By Rebecca Bilbro
Lead Data Scientist, ByteCubed
Not so long ago, ByteCubed was a small D.C. startup founded on the idea that the contracting space was in need of major refactoring. As many in the D.C. area know, contracts tend to be way more expensive and also more inflexible than is strictly necessary. The developers supporting these contracts work in the dark, many degrees removed from the feedback they need, and clients often wait years to see any fruits of that labor.
ByteCubed is designed to be different. While it’s slightly bigger and more established now, we still believe contracts can be lean, agile, focused, innovative, and profitable enough to keep the lights on.
What We Do Here
At ByteCubed, we specialize in custom software to support real time decision-making. We take a practical approach to problem solving, leveraging data science as another useful means of gaining insight into a given problem space. Regardless of what that problem space is – educational and social disparity, corporate entity relationships, grant processing and management – we wrangle data, process natural language, and incorporate machine learning to create products that can help clients make better business decisions.
We work with our clients to identify opportunities where software can augment manual processes, provide a richer set of solutions, and enable users to understand the past and anticipate the future. We leverage open source tools like Python, Java, Spark, PostgreSQL, and MongoDB because they not only save our clients development time, but are transparent, community-tested and -approved tools that are fundamentally safer to use.
What “Data Science” Means to Us
We believe data science isn’t magic. It’s a principled practice. At ByteCubed, our data science team is most heavily focused on data wrangling, natural language processing, and machine learning. We get to work with a lot of different kinds of data: unstructured text from the wild web, relational datasets from commercial providers, semi-structured data from public APIs. But on a practical level, whether we’re working with social media data or corporate entity data, we’re looking for ways to make it easier for analysts to do what they already do – apply their domain expertise to look up data, draw connections, anticipate shifts and changes, make hard business decisions – but do it faster, easier, smarter, and in a more scalable way.
What We’re Really Good At
Data science is a big space. At ByteCubed, our focus is mainly on natural language processing, recommender systems, unsupervised learning, and graph-based models.
Natural language processing
From newspaper articles and speeches to informal conversations on social media, natural language is one of the richest and most underutilized sources of data. Not only does it come in a constant stream, always changing and adapting with the context, it also encodes information about our relationships, beliefs, intentions, and motivations that cannot be conveyed through traditional data sources. Natural language processing is the work of translating human speech and writing into machine-readable content to generate analytics and insight – tasks such as stemming and lemmatization, part-of-speech tagging, and vectorization.
Once raw text is transformed into numeric feature vectors, we can leverage it to perform all kinds of valuable analytics, from extracting keyphrases for better text searching to sentiment classifiers that ascribe relative positivity and negativity scores to text.
At ByteCubed, we often work closely with domain experts to identify places where our team can make everyday tasks more efficient, scalable, and objective.
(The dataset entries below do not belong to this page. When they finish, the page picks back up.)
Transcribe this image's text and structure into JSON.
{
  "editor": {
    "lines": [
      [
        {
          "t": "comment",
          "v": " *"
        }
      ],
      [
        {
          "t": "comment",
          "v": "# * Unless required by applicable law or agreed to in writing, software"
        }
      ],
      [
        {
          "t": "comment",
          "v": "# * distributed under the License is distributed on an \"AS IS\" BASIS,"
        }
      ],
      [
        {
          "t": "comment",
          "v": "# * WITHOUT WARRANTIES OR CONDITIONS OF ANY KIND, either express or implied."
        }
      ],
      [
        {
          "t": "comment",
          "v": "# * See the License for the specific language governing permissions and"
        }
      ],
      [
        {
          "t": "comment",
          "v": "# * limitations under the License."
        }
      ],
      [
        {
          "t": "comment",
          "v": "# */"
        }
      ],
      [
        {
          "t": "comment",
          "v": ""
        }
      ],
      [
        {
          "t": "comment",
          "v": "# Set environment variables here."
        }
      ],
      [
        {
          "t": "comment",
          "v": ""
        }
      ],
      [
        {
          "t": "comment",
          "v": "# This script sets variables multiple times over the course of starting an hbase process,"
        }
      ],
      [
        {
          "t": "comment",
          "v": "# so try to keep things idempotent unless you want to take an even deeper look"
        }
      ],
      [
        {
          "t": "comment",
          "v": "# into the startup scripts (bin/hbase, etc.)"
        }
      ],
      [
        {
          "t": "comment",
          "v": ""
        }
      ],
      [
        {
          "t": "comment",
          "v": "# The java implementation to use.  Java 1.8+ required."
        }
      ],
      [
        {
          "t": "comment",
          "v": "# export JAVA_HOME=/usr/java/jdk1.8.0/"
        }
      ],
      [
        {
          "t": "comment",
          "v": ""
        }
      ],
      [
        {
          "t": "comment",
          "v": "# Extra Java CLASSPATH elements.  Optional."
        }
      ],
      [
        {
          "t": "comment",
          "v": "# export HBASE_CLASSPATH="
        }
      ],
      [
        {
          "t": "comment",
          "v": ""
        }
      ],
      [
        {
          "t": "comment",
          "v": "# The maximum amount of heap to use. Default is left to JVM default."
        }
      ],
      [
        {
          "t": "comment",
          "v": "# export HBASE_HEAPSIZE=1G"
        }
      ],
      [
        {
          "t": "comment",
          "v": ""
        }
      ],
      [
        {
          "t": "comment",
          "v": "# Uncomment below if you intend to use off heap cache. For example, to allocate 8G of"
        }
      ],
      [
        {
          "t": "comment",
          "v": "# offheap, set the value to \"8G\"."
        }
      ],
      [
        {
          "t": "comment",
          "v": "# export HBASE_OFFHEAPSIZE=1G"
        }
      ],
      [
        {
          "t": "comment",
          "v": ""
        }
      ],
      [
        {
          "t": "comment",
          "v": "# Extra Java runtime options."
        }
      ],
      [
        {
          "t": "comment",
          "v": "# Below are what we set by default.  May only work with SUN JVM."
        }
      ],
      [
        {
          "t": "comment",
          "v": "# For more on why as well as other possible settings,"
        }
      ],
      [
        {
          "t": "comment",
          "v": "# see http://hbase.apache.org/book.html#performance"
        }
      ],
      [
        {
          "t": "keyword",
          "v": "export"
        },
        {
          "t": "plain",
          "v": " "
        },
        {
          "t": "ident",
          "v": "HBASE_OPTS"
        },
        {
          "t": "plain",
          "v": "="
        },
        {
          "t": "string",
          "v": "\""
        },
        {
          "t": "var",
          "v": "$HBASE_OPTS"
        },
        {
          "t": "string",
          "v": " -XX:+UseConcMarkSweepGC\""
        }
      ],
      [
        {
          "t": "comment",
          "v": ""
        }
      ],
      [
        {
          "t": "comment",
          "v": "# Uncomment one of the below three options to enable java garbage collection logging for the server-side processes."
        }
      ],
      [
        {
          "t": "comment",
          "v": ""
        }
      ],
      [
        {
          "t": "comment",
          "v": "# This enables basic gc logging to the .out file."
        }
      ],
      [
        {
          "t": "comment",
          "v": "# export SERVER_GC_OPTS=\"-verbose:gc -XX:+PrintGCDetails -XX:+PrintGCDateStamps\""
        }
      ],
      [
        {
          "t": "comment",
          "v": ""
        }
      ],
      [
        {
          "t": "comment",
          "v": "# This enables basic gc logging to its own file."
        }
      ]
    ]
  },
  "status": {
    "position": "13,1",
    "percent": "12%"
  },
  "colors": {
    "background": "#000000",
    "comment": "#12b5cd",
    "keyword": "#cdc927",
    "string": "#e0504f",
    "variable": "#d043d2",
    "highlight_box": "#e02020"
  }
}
If an administrative assistant must manually review many requests and decide how to route them, we can train a model using historic records to predict the appropriate audience for a request based on its content. For the analyst who must scan through thousands of news articles each week to find the most relevant stories, we can build a recommendation system that performs content-based and cognitive filtering, sifting through many more articles than any person could read, and highlighting the most important ones.
Unsupervised machine learning
Most of the data that comes through our office isn’t labelled, meaning it’s not well-suited for traditional classification methods. As a result, we frequently employ unsupervised machine learning techniques to discover patterns and themes. Sorting through an enormous pile of unlabeled text documents might seem like a Sisyphean task for one person, but our data science team can use latent topic extraction to find hidden themes within and across many documents, or hierarchical clustering to discover natural groupings even without a priori categories.
One of the most challenging tasks – whether with structured or unstructured data – is effectively modeling interconnections between entities (e.g. people, organizations, companies, products, places, etc.). For these problems, we often leverage network graphs, since they provide a data structure that naturally models information in terms of nodes connected by edges. By extracting graphs from data, we can immediately leverage the features of that structure – from looking at the overall structure to identify social hubs or weak spots, to using computational methods like centrality to find key players, to using neighborhood blocking to performing entity resolution more efficiently.
End-to-End Data Science
At ByteCubed, we see data science not as isolated or discrete analytic tasks, but as a complete, end-to-end pipeline that includes data ingestion, wrangling, analysis, modeling, and application. We build data products that are designed to take in massive data sets and generate richer, more comprehensive data in return to extract valuable insights.
For this reason, we believe that data scientists make the most impact when they’re part of the engineering team. That means we’re responsible for producing high quality, readable code, using agile development, version control, and continuous integration, writing our own unit tests, and upholding configuration management protocols.
Our goal is to inform, empower, enhance, and enrich the products our tech team develops for our customers. While the tools we wield may seem complex and specialized, ultimately, we strive to make our processes intuitive, transparent, and repeatable, to ensure their value is always clear.